Wie war Dein Urlaub?

Ich weiß ja, dass es Nicht-Autisten extrem wichtig ist, sowas zu fragen. Aus antrainierter Höflichkeit oder um Kontakt herzustellen oder um von ihrem Urlaub zu reden oder um einen Grund zu haben, mit Reden die Stille zu vertreiben oder weil es sie wirklich interessiert.

 

Ich frage sowas nicht. Ob Du im Urlaub warst oder nicht, ob Du dabei einen Selbsterfahrungstrip am Ende der Welt, auf Mallorca mit 100 anderen Leuten Yoga gemacht hast oder mit Haien geschwommen bist oder nur rumgelegen hast ... Dein Leben. Falls Du was erzählen willst, wirst Du das sowieso tun.

Das Einzige, was Kollegen, die aus dem Urlaub wiederkommen, von mir zu hören bekommen, ist vllt. das: "Hi. Willkommen zurück." Fertig. Und danach wird gearbeitet.

 

Die meisten Menschen, die ich kenne, wollen über ihren Urlaub sprechen.

Ich nicht.

Das, was ihr im Urlaub macht, ist selten das, was ich im Urlaub mache.

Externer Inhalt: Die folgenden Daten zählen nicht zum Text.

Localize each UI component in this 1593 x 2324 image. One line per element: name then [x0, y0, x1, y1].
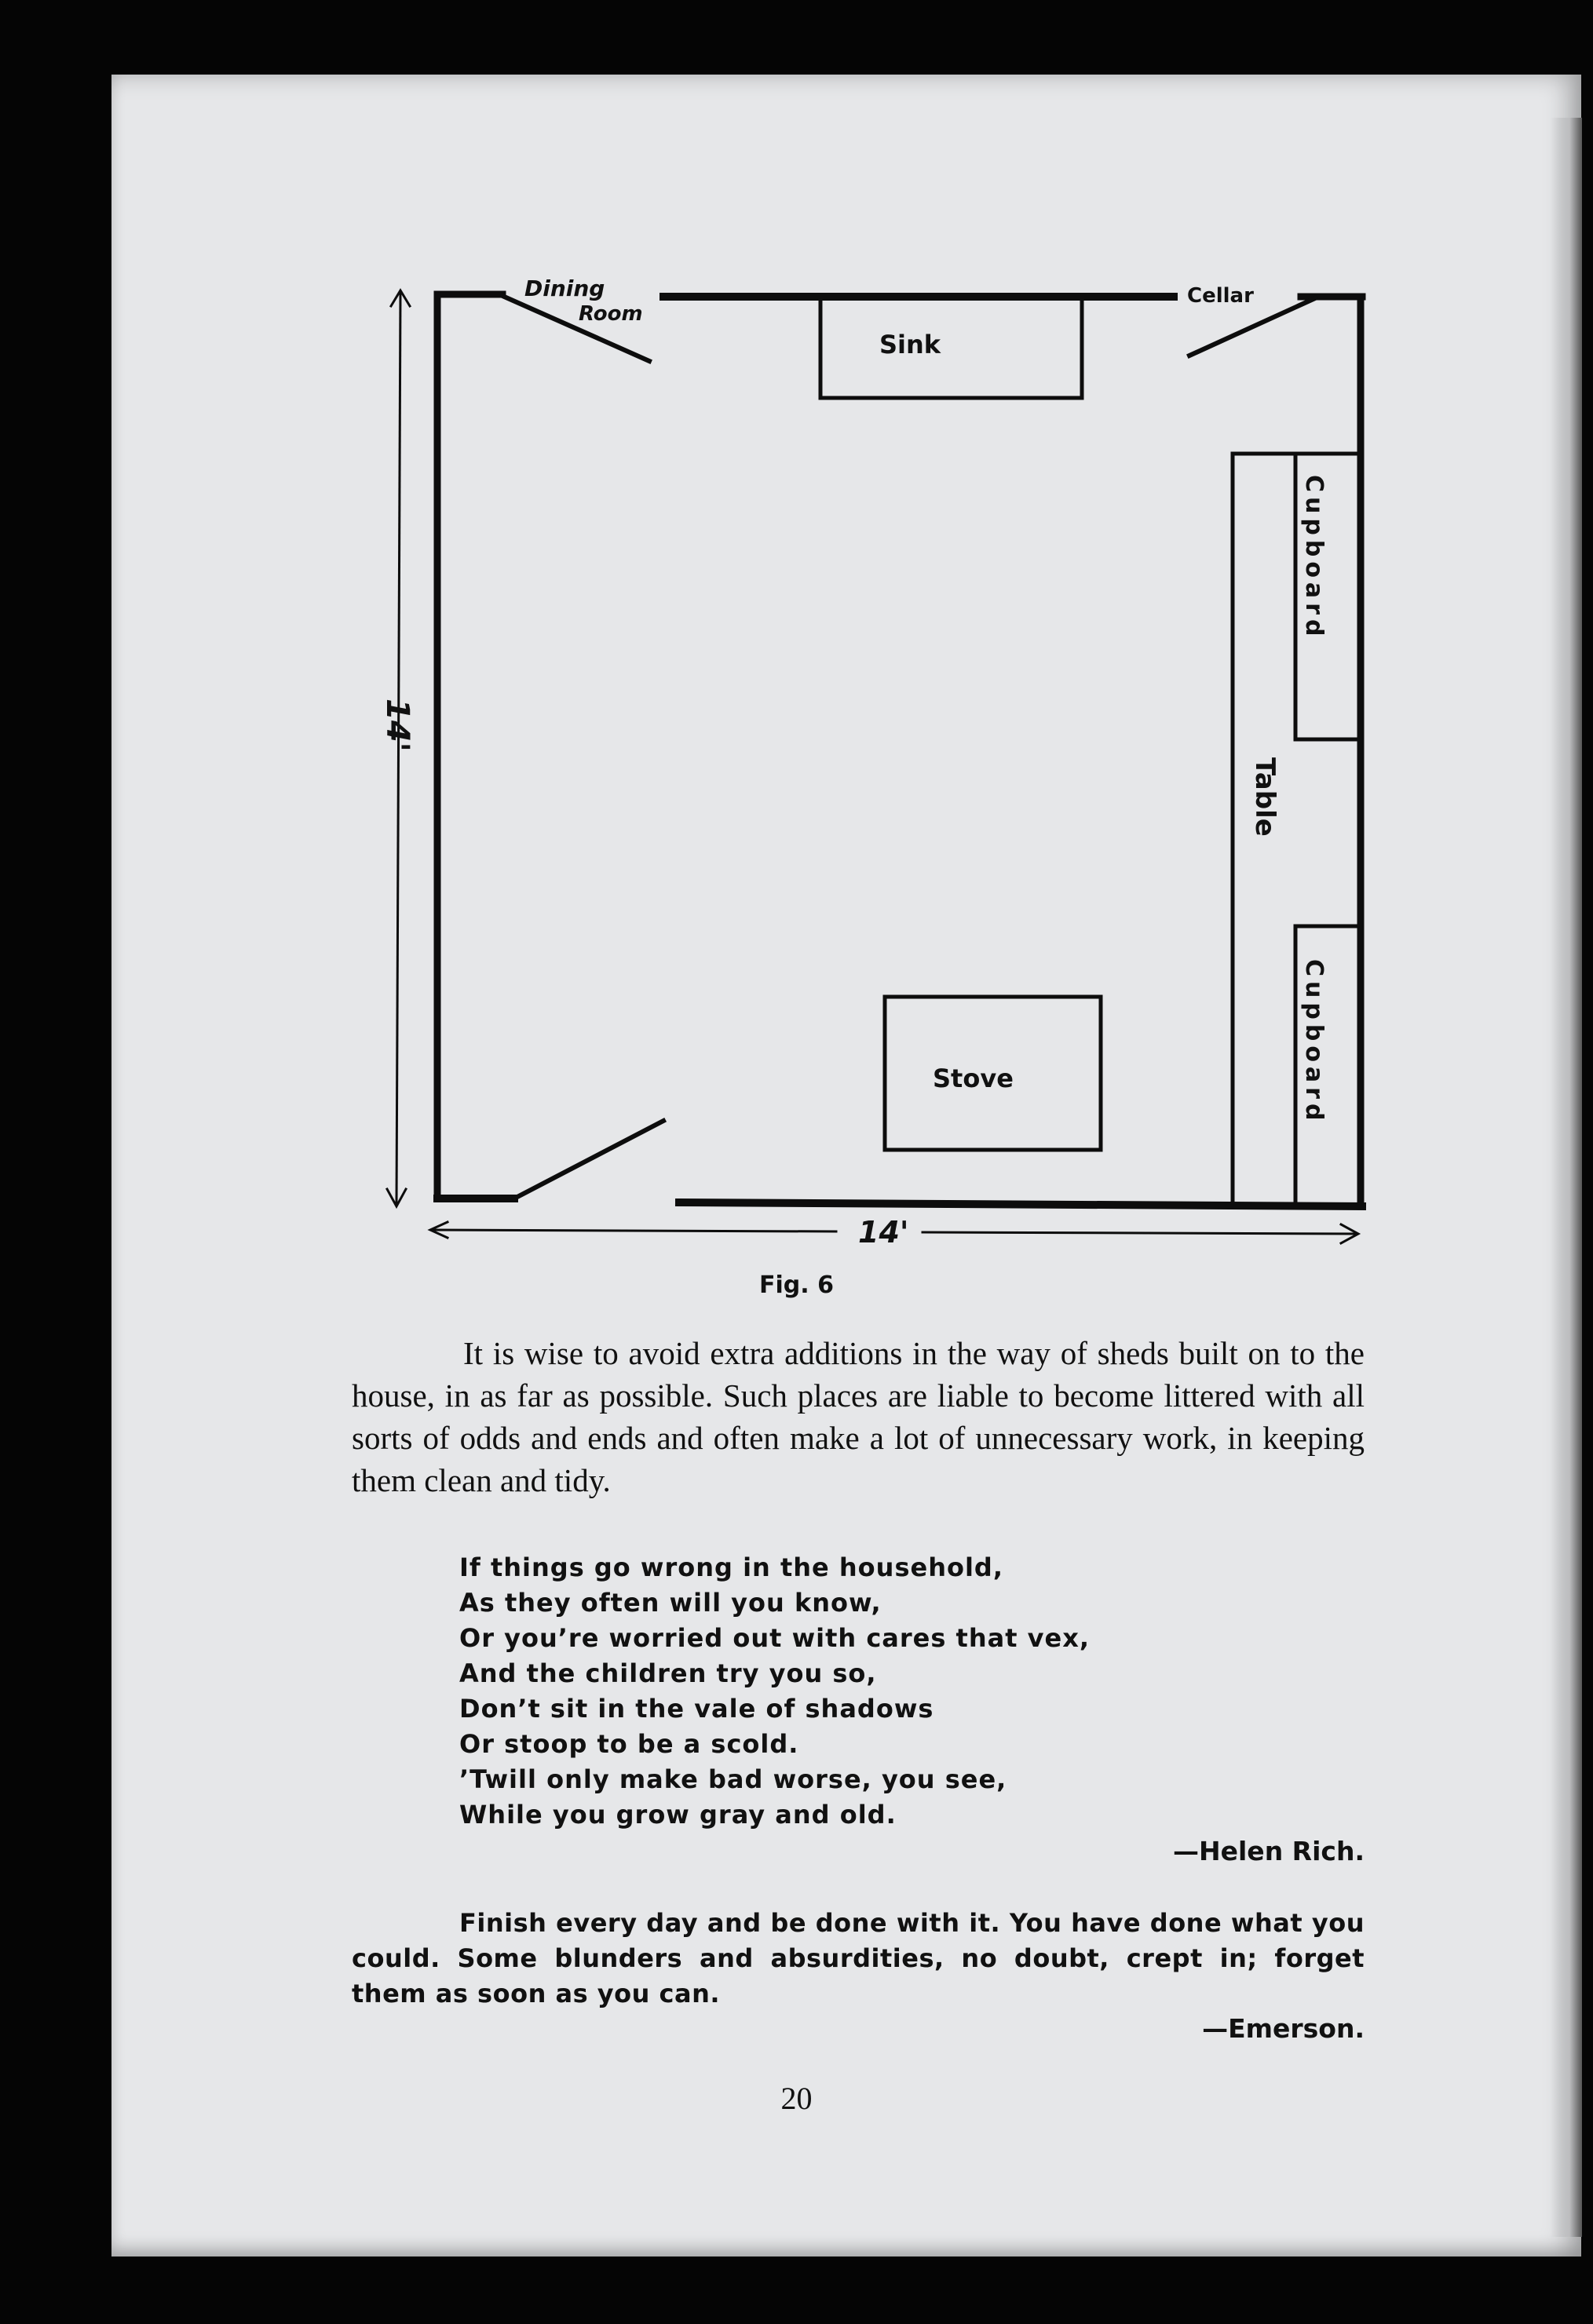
page-number: 20 [780, 2081, 813, 2116]
poem-line: And the children try you so, [459, 1658, 877, 1688]
sink-outline [820, 301, 1082, 398]
height-dimension-label: 14' [379, 699, 415, 752]
poem-line: If things go wrong in the household, [459, 1552, 1003, 1582]
poem-line: Don’t sit in the vale of shadows [459, 1694, 934, 1724]
dimension-line-horizontal-right [923, 1232, 1357, 1234]
poem [459, 1550, 1090, 1833]
figure-caption: Fig. 6 [759, 1271, 834, 1299]
cellar-label: Cellar [1187, 284, 1254, 308]
poem-line: Or you’re worried out with cares that vex, [459, 1623, 1091, 1653]
width-dimension-label: 14' [858, 1215, 909, 1250]
table-label: Table [1249, 757, 1281, 837]
poem-line: Or stoop to be a scold. [459, 1729, 799, 1759]
body-paragraph: It is wise to avoid extra additions in the way of sheds built on to the house, in as far as possible. Such places are liable to become littered with all sorts of odds and ends and often make a lot of unnecessary work, in keeping them clean and tidy. [352, 1335, 1365, 1498]
cupboard-top-label: Cupboard [1300, 475, 1328, 641]
dimension-line-horizontal-left [432, 1230, 836, 1231]
wall-bottom-main [679, 1202, 1362, 1206]
poem-line: ’Twill only make bad worse, you see, [459, 1764, 1007, 1794]
poem-line: As they often will you know, [459, 1588, 882, 1618]
stove-label: Stove [933, 1063, 1014, 1093]
cupboard-bottom-label: Cupboard [1300, 959, 1328, 1126]
sink-label: Sink [879, 330, 941, 359]
door-bottom-left [514, 1121, 663, 1198]
dining-room-label-line1: Dining [524, 275, 605, 301]
quote-attribution: —Emerson. [1202, 2013, 1365, 2044]
poem-attribution: —Helen Rich. [1173, 1836, 1365, 1866]
dining-room-label-line2: Room [579, 302, 643, 326]
emerson-quote: Finish every day and be done with it. You have done what you could. Some blunders and absurdities, no doubt, crept in; forget them as soon as you can. [352, 1908, 1365, 2008]
poem-line: While you grow gray and old. [459, 1800, 897, 1830]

Das, worauf ihr euch freut, darauf freue ich mich nicht.

Das, was ihr unter "Urlaub" versteht, verstehe ich nicht darunter.

 

Beispiel:

Ich wurde gefragt, ob mein Urlaub "schön" gewesen sei.

Ich fragte zurück, was für die Person denn ein "schöner Urlaub" sei.

Für die Person ist das folgendes: Zeit haben, um zum Beispiel ein gutes Buch zu lesen.

Ich merkte an, dass ich dafür auch sonst Zeit genug hätte. (Mal ehrlich: Nicht-Autisten haben echt wenig Zeit für sowas, weil die meiste Zeit anscheinend für sozialen Austausch genutzt wird ... es ist für mich immer wieder faszinierend, dass NTs so wenig Zeit für sich haben)

Sie verneinte, dass sie dafür sonst Zeit habe. (Immer noch: Faszinierend!)

Wichtig sei ihr, einfach mal auszuspannen, sich auszuruhen.

 

Das, was sie gesagt hat, bestätigt das, was ich auch von anderen kenne: Urlaub ist die Zeit, in der nichts getan wird oder geputzt wird oder weggefahren wird oder sich mit Freunden getroffen wird. Sie haben den Anspruch, dass es ihnen im Urlaub "gut" geht. Gut bedeutet: Nicht traurig oder nicht wütend oder nicht nachdenklich.

 

Tja, was habe ich denn gemacht im Urlaub?

Mir ging es teilweise ziemlich dreckig. Ich habe Therapie gemacht; mein Familiensystem weiter analysiert; mein Projekt Freiheit weiter verfolgt; mich mit unterschiedlichen Süchten in mir auseinander gesetzt. Ich habe den Eindruck, dass das nicht unbedingt das ist, was Nicht-Autisten tun. Und ich würde das den Kollegen auch so nicht erzählen, sonst würde ich wieder als "spooky" gelten oder sowas.

 

Achja, zwei Bücher habe ich aber auch gelesen: Eines über Narzissmus (zwecks Systemanalyse) und eines zum Thema Einnahmen-Überschuss-Rechnung. Auch dahingehend habe ich den Eindruck, dass Nicht-Autisten sowas nur lesen, wenn sie müssen. So wie sie "Lernen" vor allem als Zwang ansehen und als Anstrengung.